Overall, the article reveals a significant discrepancy in negotiated prices for elective procedures among insurers. Market-leading insurers are able to secure better deals in low-competition markets. Understanding which insurers have more authority to negotiate lower prices under varying conditions can help improve understanding of the insurer market. The authors address several limitations of their study and encourage the use of their research to regulate healthcare costs and promote price transparency.
Private Equity
Hospital Staffing and Patient Outcomes After Private Equity Acquisition
Annals of Internal Medicine
Sneha Kannan, Joseph Dov Bruch, José R. Zubizarreta, Jennifer Stevens, and Zirui Song
Current research correlates private equity acquisitions with increased hospital charges, income, and hospital-acquired adverse events. This article looks to examine the relationship between hospital staffing and patient outcomes, and private equity acquisition.
This article examined changes in hospital staffing, salary expenses, and patient outcomes following private equity acquisition in the emergency department and Intensive Care Units. The authors used data from the Hospital Cost Report to track hospitals three years before and after acquisition. They also matched control hospitals and tracked patient demographics.
The article found that private equity hospitals reduced staffing and total salary costs, while hospital hiring and expenses increased in the comparable control group. Staffing and salary reductions were especially notable in emergency and intensive care departments for private equity hospitals. Furthermore, in-hospital mortality rates increased at private equity hospitals, while they decreased at control hospitals. The article notes that there were no statistically significant differences in trends prior to acquisition relative to the control hospitals.
The article's findings support prior research that suggests adverse events and worsened patient experiences are associated with private equity acquisitions. The authors suggest that reducing salaries could be a key factor in explaining poorer performance.
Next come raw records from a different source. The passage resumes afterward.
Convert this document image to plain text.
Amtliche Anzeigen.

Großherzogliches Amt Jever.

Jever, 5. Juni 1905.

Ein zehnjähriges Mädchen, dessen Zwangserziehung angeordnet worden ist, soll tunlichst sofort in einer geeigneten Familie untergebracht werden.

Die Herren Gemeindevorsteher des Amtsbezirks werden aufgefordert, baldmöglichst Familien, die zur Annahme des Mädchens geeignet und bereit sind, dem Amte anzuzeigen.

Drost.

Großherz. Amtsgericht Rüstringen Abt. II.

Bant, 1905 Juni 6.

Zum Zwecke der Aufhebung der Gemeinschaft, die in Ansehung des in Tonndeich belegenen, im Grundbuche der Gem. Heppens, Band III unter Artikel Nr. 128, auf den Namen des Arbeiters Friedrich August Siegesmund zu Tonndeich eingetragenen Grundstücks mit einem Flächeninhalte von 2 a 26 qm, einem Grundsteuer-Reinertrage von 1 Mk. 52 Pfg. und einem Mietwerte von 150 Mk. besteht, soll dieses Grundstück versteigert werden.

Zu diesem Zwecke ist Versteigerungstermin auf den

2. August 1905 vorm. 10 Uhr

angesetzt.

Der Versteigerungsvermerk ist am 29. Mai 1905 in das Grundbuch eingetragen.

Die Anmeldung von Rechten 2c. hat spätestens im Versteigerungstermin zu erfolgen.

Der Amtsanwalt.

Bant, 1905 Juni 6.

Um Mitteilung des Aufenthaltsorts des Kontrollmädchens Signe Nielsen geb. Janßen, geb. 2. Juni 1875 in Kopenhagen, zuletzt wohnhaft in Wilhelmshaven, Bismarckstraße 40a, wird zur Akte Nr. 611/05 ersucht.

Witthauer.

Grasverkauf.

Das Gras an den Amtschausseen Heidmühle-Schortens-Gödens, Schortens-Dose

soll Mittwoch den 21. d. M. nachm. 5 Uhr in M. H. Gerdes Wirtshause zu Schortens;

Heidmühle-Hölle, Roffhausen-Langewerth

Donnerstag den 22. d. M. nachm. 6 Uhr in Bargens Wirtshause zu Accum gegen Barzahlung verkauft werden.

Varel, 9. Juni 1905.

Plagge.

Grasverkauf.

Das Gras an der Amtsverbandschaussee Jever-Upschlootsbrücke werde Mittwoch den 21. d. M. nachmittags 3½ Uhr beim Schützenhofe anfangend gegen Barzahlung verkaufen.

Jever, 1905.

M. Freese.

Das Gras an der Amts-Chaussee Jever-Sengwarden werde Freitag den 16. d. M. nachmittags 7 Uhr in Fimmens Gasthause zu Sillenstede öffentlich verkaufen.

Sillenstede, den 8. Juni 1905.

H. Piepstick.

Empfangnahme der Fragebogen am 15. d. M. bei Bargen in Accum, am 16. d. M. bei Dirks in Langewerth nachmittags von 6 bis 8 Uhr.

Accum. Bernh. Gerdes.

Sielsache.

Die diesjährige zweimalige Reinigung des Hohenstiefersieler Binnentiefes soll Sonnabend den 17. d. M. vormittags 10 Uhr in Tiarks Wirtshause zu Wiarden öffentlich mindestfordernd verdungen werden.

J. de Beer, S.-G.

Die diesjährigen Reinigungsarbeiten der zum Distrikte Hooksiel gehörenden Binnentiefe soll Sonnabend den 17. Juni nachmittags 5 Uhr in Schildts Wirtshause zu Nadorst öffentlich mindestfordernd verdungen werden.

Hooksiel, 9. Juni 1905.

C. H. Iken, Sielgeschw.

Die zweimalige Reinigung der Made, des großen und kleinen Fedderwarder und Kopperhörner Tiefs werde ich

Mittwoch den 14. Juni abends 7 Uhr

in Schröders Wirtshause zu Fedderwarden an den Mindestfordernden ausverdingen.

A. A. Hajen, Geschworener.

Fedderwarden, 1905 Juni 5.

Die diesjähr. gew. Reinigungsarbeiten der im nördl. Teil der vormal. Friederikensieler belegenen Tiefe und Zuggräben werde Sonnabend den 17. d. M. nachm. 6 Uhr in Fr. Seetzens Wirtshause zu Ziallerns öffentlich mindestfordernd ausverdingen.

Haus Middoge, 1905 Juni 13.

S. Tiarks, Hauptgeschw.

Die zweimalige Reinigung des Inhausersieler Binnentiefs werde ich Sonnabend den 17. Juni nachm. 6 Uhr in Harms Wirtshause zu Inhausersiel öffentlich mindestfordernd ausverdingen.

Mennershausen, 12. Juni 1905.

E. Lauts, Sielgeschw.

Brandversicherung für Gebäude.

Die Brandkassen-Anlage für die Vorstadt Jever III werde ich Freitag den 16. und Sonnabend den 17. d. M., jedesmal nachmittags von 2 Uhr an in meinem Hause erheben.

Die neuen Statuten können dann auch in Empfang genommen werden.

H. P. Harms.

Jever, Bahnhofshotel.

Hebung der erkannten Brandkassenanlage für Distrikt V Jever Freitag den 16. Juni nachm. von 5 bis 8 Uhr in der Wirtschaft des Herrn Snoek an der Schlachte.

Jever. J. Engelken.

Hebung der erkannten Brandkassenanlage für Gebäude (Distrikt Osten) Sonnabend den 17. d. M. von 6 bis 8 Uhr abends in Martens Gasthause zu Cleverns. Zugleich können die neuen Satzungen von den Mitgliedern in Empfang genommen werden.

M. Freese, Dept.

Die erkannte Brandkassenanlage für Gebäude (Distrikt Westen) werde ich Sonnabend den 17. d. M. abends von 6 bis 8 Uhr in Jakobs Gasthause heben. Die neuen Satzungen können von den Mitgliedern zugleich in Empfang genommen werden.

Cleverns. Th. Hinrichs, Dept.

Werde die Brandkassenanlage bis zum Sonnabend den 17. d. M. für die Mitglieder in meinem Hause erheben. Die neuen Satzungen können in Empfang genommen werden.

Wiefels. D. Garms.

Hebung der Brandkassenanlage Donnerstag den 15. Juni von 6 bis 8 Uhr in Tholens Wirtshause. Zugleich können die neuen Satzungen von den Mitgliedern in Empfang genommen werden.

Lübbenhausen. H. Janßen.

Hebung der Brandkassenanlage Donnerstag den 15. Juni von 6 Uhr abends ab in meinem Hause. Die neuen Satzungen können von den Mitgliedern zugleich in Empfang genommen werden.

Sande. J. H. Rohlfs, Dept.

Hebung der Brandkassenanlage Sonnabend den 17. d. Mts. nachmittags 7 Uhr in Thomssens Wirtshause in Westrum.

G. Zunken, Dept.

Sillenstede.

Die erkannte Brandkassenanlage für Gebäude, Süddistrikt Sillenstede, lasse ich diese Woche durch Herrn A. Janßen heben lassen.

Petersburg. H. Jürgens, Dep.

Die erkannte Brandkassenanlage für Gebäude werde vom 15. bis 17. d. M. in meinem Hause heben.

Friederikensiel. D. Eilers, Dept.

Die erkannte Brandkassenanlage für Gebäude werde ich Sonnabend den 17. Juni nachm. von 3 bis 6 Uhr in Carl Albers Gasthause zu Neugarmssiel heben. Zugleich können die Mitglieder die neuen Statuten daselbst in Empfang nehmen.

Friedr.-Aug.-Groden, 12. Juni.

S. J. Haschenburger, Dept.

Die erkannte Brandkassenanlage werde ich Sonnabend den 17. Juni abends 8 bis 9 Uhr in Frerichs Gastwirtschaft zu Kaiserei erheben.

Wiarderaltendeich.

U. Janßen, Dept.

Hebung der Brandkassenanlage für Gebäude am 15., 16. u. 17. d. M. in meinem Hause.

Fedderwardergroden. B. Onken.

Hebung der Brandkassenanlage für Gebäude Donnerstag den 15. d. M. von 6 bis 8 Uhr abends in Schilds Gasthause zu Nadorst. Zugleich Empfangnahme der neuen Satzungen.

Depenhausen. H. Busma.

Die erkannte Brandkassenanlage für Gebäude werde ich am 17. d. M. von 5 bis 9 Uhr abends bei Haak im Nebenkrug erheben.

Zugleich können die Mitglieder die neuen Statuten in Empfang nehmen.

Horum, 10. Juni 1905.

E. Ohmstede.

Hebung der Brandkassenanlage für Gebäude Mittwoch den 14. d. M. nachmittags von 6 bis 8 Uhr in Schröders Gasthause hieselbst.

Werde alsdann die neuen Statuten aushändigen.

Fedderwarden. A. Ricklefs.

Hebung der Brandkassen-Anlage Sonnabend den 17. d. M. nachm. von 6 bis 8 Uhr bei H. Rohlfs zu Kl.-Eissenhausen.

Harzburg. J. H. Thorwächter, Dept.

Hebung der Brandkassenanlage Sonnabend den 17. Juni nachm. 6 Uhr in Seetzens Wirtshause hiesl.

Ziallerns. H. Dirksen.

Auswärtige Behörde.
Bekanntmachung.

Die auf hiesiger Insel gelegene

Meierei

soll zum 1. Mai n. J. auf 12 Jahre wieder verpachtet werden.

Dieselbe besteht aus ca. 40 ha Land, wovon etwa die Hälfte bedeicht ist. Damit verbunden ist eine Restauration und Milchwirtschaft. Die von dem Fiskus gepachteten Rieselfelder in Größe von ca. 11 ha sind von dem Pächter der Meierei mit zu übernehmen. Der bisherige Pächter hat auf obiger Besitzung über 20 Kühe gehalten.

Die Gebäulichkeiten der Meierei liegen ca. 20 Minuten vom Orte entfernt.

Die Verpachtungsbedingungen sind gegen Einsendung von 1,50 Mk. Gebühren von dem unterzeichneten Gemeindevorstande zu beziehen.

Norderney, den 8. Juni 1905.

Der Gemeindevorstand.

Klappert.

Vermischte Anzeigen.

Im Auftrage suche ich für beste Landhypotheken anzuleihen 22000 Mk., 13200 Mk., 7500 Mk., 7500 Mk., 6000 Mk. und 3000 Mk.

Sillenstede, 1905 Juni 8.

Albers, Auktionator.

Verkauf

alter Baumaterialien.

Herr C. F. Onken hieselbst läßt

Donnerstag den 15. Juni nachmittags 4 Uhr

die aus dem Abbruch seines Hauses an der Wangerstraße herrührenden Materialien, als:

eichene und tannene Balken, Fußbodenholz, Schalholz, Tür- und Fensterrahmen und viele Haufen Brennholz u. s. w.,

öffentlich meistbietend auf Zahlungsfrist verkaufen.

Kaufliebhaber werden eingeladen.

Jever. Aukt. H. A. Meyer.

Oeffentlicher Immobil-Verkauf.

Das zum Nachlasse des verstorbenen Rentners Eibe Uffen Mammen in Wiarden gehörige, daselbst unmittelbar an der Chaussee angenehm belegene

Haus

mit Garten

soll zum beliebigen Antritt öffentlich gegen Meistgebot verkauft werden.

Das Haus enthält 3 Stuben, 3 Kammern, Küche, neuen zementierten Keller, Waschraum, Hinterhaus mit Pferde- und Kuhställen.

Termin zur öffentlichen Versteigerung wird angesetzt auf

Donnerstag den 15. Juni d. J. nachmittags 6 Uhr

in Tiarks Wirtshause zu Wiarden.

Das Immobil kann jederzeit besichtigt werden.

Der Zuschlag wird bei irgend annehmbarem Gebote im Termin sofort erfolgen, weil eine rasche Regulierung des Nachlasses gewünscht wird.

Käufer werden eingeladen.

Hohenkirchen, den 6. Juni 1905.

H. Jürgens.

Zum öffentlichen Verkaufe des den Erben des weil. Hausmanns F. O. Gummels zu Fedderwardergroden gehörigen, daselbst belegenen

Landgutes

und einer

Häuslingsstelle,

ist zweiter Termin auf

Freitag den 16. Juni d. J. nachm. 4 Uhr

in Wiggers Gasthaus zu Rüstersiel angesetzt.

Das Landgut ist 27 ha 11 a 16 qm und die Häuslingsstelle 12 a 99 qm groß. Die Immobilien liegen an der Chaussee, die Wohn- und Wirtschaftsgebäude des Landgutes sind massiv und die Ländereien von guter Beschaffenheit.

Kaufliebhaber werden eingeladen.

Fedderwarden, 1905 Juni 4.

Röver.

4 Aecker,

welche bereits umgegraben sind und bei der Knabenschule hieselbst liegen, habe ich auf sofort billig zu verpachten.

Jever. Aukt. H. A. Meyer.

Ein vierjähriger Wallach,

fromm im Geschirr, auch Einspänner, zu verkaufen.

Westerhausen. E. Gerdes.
Hospital- And Private Equity–Affiliated Specialty Physicians Negotiate Higher Prices Than Independent Physicians
Health Affairs
Alexander Philips, Nandita Radhakrishnan, Christopher Whaley, and Yashaswini Singh
This article aims to assess the impact of healthcare consolidation by hospitals and private equity on physician costs by comparing physician prices following hospital and private equity-affiliated acquisitions with those of independent specialists. The current understanding of physician employment and wages is limited by a lack of systemic data and disclosure requirements, and a lack of transparency in negotiated healthcare prices. The article addresses further limitations, including being unable to determine causality, underreported data due to the lack of reporting mandates, external variables, and alternative forms of compensation.
The authors examine the share and geographic distribution of cardiologists and gastroenterologists who were affiliated with hospitals or private equity firms using Transparency in Coverage data and assess how negotiated prices were paid for physician services.
The article found that most cardiologists and gastroenterologists were employed by hospitals rather than private equity firms. Those employed by hospitals were concentrated in the Midwest, while specialists affiliated with PE were concentrated in the Southwest.
Both hospital-affiliated cardiologists and gastroenterologists negotiated higher prices than their private equity counterparts, and all negotiated higher prices than those in independent practice.
As more physicians consolidate their practices, the article aims to provide further insights into the effects of consolidation and recommends increased antitrust scrutiny as consolidation continues to grow.